After you make your butter, you can increase its smoke point by making clarified butter.
Makes:
8 ounces (1 cup) unsalted butterTakes:
Equipment
- stand mixer – Butter is dead simple to make if you have a KitchenAid or other stand mixer. You can use a blender or food processor, or one of the butter churns for sale in stores or online, but I prefer the stand mixer.
Ingredients
- 1 pint heavy cream or whipping cream (I prefer heavy cream)
- 1 teaspoon large-grain salt, such as Maldon
These recipes were created in US Customary measurements and the conversion to metric is being done by calculations. They should be accurate, but it is possible there could be an error. If you find one, please let us know in the comments at the bottom of the page
Method
- Churn. Clean the mixer bowl, attach the paddle, pour in a pint of cream and turn it on low to start. Keep it churning for 5 minutes and it should start to get thick enough that you can begin to increase the speed. You might want to drape the bowl with a cover of some sort, like plastic wrap, as it will eventually start spattering all over the counter. For the fun of it, turn the machine off and taste the whipped cream as you go. If you want to extract some whipped cream for, say, topping strawberries, scoop some out and add sugar to it. After another 10 to 15 minutes of churning, depending on the speed of the mixer, the whipped cream will break into liquids and solids, and the solid butter will start to clump on the paddle, while the liquid buttermilk will separate and fly around the bowl and onto the counter (keep that cover on).
- Flavor. Now, if you wish, you can add salt. A flake salt like Maldon really amps up the flavor and gives it a nice crunch. Normally I don’t stir in salt because I prefer unsalted butter, and I can always add salt later. At this stage, you can also make compound butter by adding spices, herbs, black garlic, and more. Just remember that adding things like this can introduce contaminants and shorten shelf life. Unadulterated, homemade butter will keep in the coldest part of the fridge for three months or more. Salted butter will keep longer.

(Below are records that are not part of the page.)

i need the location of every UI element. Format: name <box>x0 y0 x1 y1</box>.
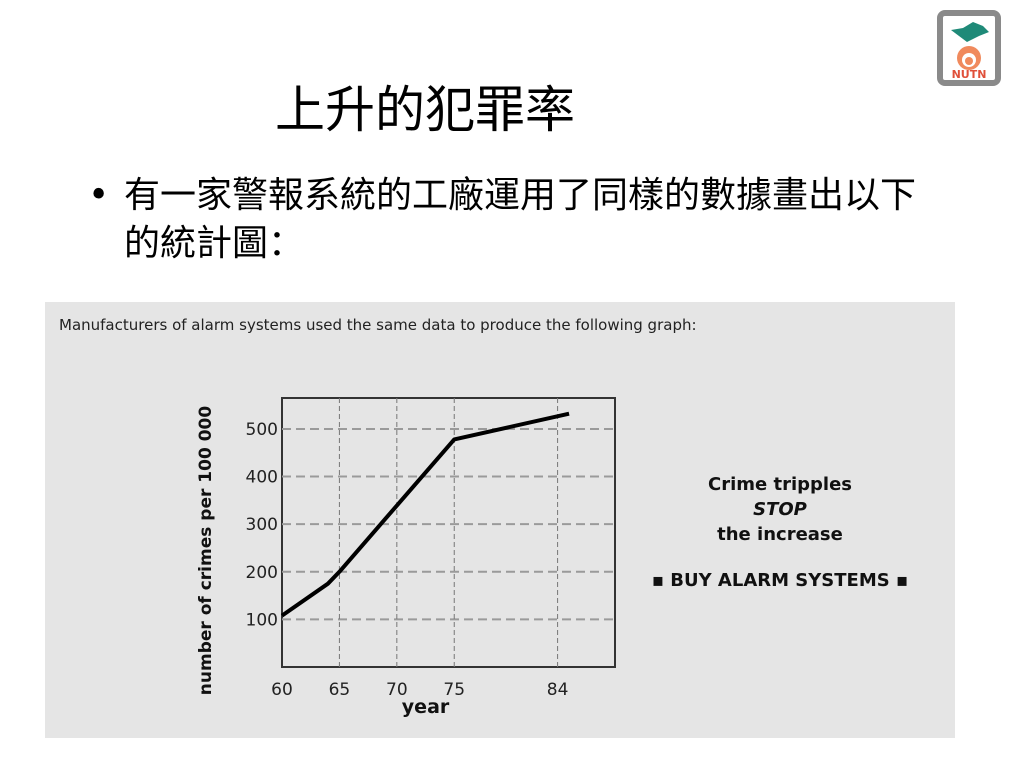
slide-title: 上升的犯罪率 <box>275 81 575 139</box>
x-tick-label: 70 <box>386 680 408 700</box>
bullet-item: • 有一家警報系統的工廠運用了同樣的數據畫出以下的統計圖： <box>88 172 918 268</box>
line-chart: 100 200 300 400 500 60 65 70 75 84 year number of c… <box>196 397 616 718</box>
x-tick-label: 65 <box>329 680 351 700</box>
buy-alarm-slogan: ▪ BUY ALARM SYSTEMS ▪ <box>651 570 909 591</box>
annotation-line-1: Crime tripples <box>708 474 852 495</box>
data-line <box>280 411 570 618</box>
plot-frame <box>281 397 616 668</box>
chart-annotation: Crime tripples STOP the increase <box>665 472 895 547</box>
svg-text:NUTN: NUTN <box>952 68 987 80</box>
x-tick-label: 84 <box>547 680 569 700</box>
chart-panel: Manufacturers of alarm systems used the … <box>45 302 955 738</box>
x-axis-label: year <box>402 696 450 718</box>
y-tick-label: 500 <box>246 420 278 440</box>
y-tick-label: 100 <box>246 610 278 630</box>
bullet-dot: • <box>88 175 110 216</box>
annotation-line-3: the increase <box>717 524 843 545</box>
nutn-logo: NUTN <box>937 10 1001 86</box>
x-tick-label: 75 <box>443 680 465 700</box>
x-tick-label: 60 <box>271 680 293 700</box>
y-tick-label: 400 <box>246 468 278 488</box>
y-tick-label: 200 <box>246 563 278 583</box>
chart-caption: Manufacturers of alarm systems used the … <box>59 316 697 334</box>
y-axis-label: number of crimes per 100 000 <box>196 406 216 696</box>
logo-graphic: NUTN <box>951 22 989 80</box>
annotation-line-2: STOP <box>753 499 807 520</box>
y-tick-label: 300 <box>246 515 278 535</box>
bullet-text: 有一家警報系統的工廠運用了同樣的數據畫出以下的統計圖： <box>124 175 917 264</box>
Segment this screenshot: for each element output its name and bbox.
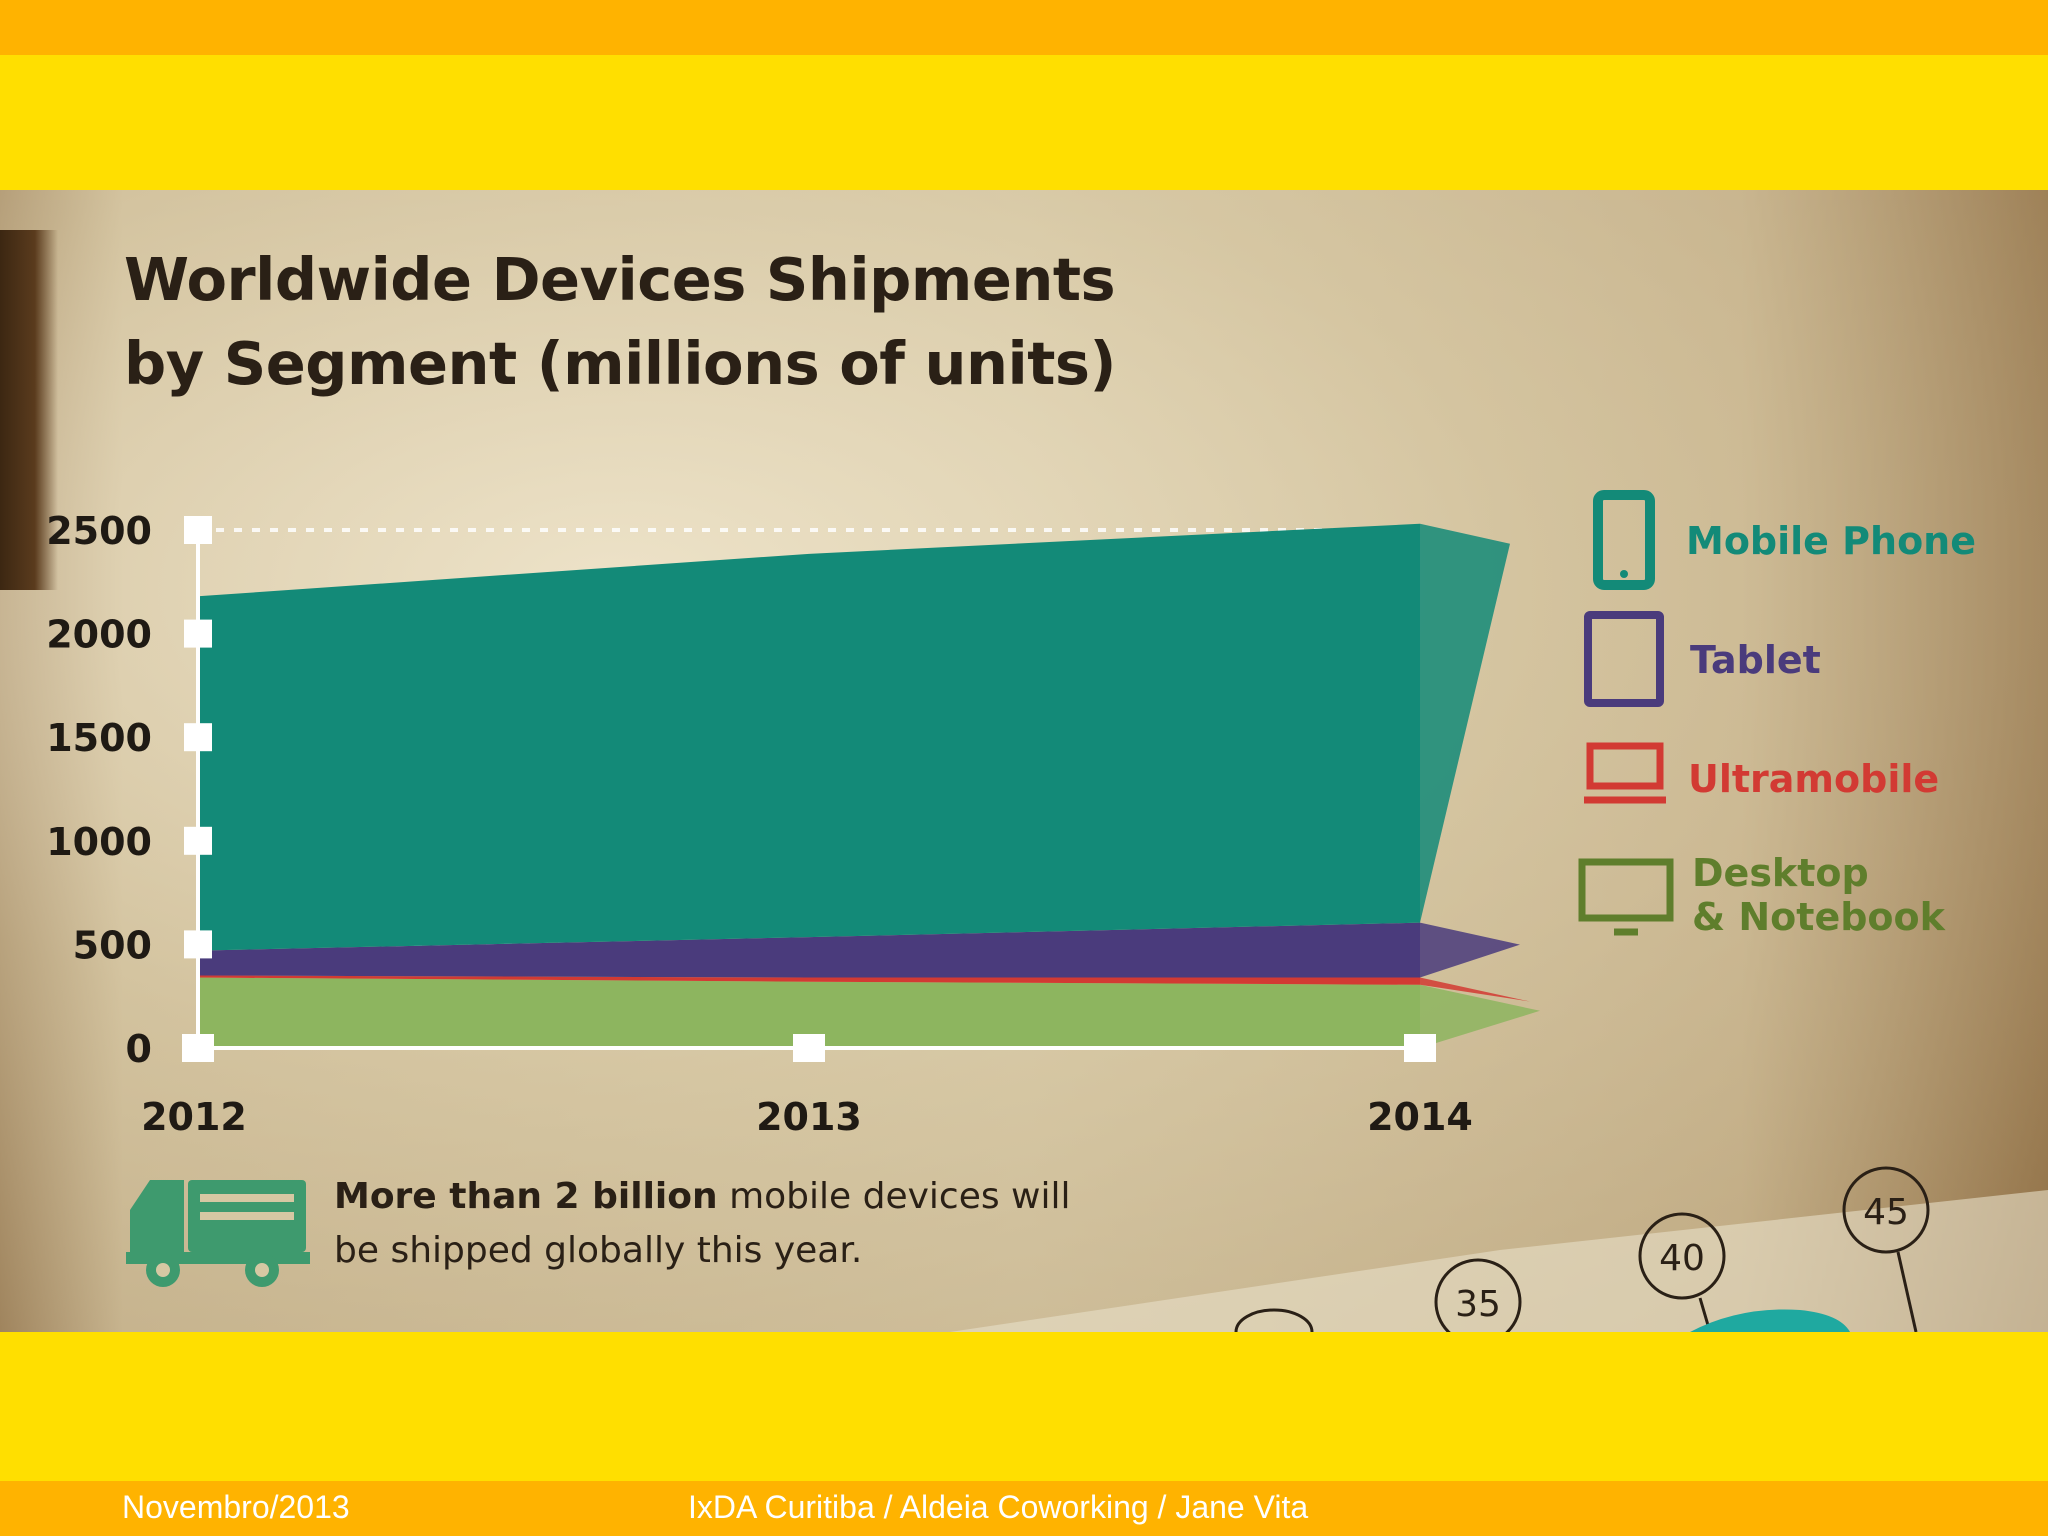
chart-title-line-1: Worldwide Devices Shipments [124, 245, 1116, 314]
y-tick-marker-2500 [184, 516, 212, 544]
decor-number-40: 40 [1659, 1238, 1705, 1279]
decor-circle-35 [1434, 1258, 1522, 1332]
decor-number-45: 45 [1863, 1192, 1909, 1233]
tablet-icon [1584, 611, 1664, 707]
area-mobile-phone-side-wedge [1420, 523, 1510, 923]
decorative-number-circles: 35 40 45 [950, 1166, 2048, 1332]
decor-circle-partial [1234, 1308, 1314, 1332]
y-tick-label-2000: 2000 [46, 613, 152, 657]
note-rest-line1: mobile devices will [717, 1176, 1071, 1217]
x-tick-marker-2014 [1404, 1034, 1436, 1062]
mobile-phone-icon [1593, 490, 1655, 590]
decor-circle-45 [1842, 1166, 1930, 1254]
y-tick-marker-500 [184, 930, 212, 959]
infographic-image: Worldwide Devices Shipments by Segment (… [0, 190, 2048, 1332]
shipment-note: More than 2 billion mobile devices will … [334, 1170, 1134, 1278]
area-ultramobile-side-wedge [1420, 977, 1530, 1002]
x-axis-ticks: 2012 2013 2014 [141, 1034, 1473, 1139]
x-tick-label-2013: 2013 [756, 1095, 862, 1139]
left-edge-shadow [0, 230, 58, 590]
area-desktop-notebook [198, 977, 1420, 1048]
y-tick-label-500: 500 [73, 923, 152, 967]
legend-label-notebook: & Notebook [1692, 895, 1946, 939]
legend-label-desktop: Desktop [1692, 851, 1869, 895]
chart-title: Worldwide Devices Shipments by Segment (… [124, 238, 1117, 406]
chart-title-line-2: by Segment (millions of units) [124, 329, 1117, 398]
legend-label-mobile-phone: Mobile Phone [1686, 519, 1976, 563]
ultramobile-laptop-icon [1584, 742, 1666, 804]
note-line2: be shipped globally this year. [334, 1230, 863, 1271]
footer-credit: IxDA Curitiba / Aldeia Coworking / Jane … [688, 1489, 1309, 1525]
legend-label-tablet: Tablet [1690, 638, 1821, 682]
area-tablet [198, 922, 1420, 978]
footer-date: Novembro/2013 [122, 1489, 350, 1525]
stacked-area-chart: 0 500 1000 1500 2000 2500 2012 2013 2014 Mobile… [46, 490, 2048, 1332]
area-desktop-notebook-side-wedge [1420, 984, 1540, 1048]
bottom-yellow-area [0, 1332, 2048, 1481]
area-tablet-side-wedge [1420, 922, 1520, 978]
legend: Mobile Phone Tablet Ultramobile Desktop … [1578, 490, 1976, 939]
x-tick-label-2014: 2014 [1367, 1095, 1473, 1139]
y-axis-ticks: 0 500 1000 1500 2000 2500 [46, 509, 212, 1071]
top-yellow-area [0, 55, 2048, 190]
y-tick-label-0: 0 [126, 1027, 152, 1071]
decor-stem-45 [1896, 1251, 1918, 1332]
y-tick-marker-1000 [184, 826, 212, 855]
x-tick-marker-2012 [182, 1034, 214, 1062]
light-diagonal-panel [950, 1190, 2048, 1332]
y-tick-label-1000: 1000 [46, 820, 152, 864]
decor-circle-40 [1638, 1212, 1726, 1300]
desktop-monitor-icon [1578, 858, 1674, 936]
x-tick-label-2012: 2012 [141, 1095, 247, 1139]
teal-blob-decor [1690, 1309, 1850, 1332]
top-orange-band [0, 0, 2048, 55]
decor-number-35: 35 [1455, 1284, 1501, 1325]
area-series [198, 523, 1540, 1048]
area-ultramobile [198, 975, 1420, 985]
area-mobile-phone [198, 523, 1420, 951]
delivery-truck-icon [126, 1180, 310, 1287]
bottom-orange-band [0, 1481, 2048, 1536]
note-bold: More than 2 billion [334, 1176, 718, 1217]
legend-label-ultramobile: Ultramobile [1688, 757, 1939, 801]
y-tick-marker-2000 [184, 619, 212, 648]
y-tick-marker-1500 [184, 723, 212, 752]
y-tick-label-1500: 1500 [46, 716, 152, 760]
y-tick-label-2500: 2500 [46, 509, 152, 553]
x-tick-marker-2013 [793, 1034, 825, 1062]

- Finish. When the fat lumps congregate and reach the texture of butter, remove the bowl and the paddle. Pour the buttermilk through a strainer into a bowl or jar. You can use this traditional buttermilk to make buttermilk biscuits or buttermilk pancakes, or just add it to your morning cereal. Scrape the paddle with a silicone spatula. Wash your hands and then use your hands to gather the butter bits and make a single lump of butter. Submerge the butter in a bowl of cold water and knead it, squeezing out any trapped buttermilk. Change the water as it gets cloudy, and keep squeezing, kneading, and refreshing the water until the water remains clear. Remove the butter from the water, pat dry with a paper towel, and shape it into a block, or roll it up like a Tootsie Roll in waxed paper, cheese paper, parchment paper, or plastic wrap. You can also scrape it into molds of various shapes. Keep your wrapped butter in the coldest part of your refrigerator.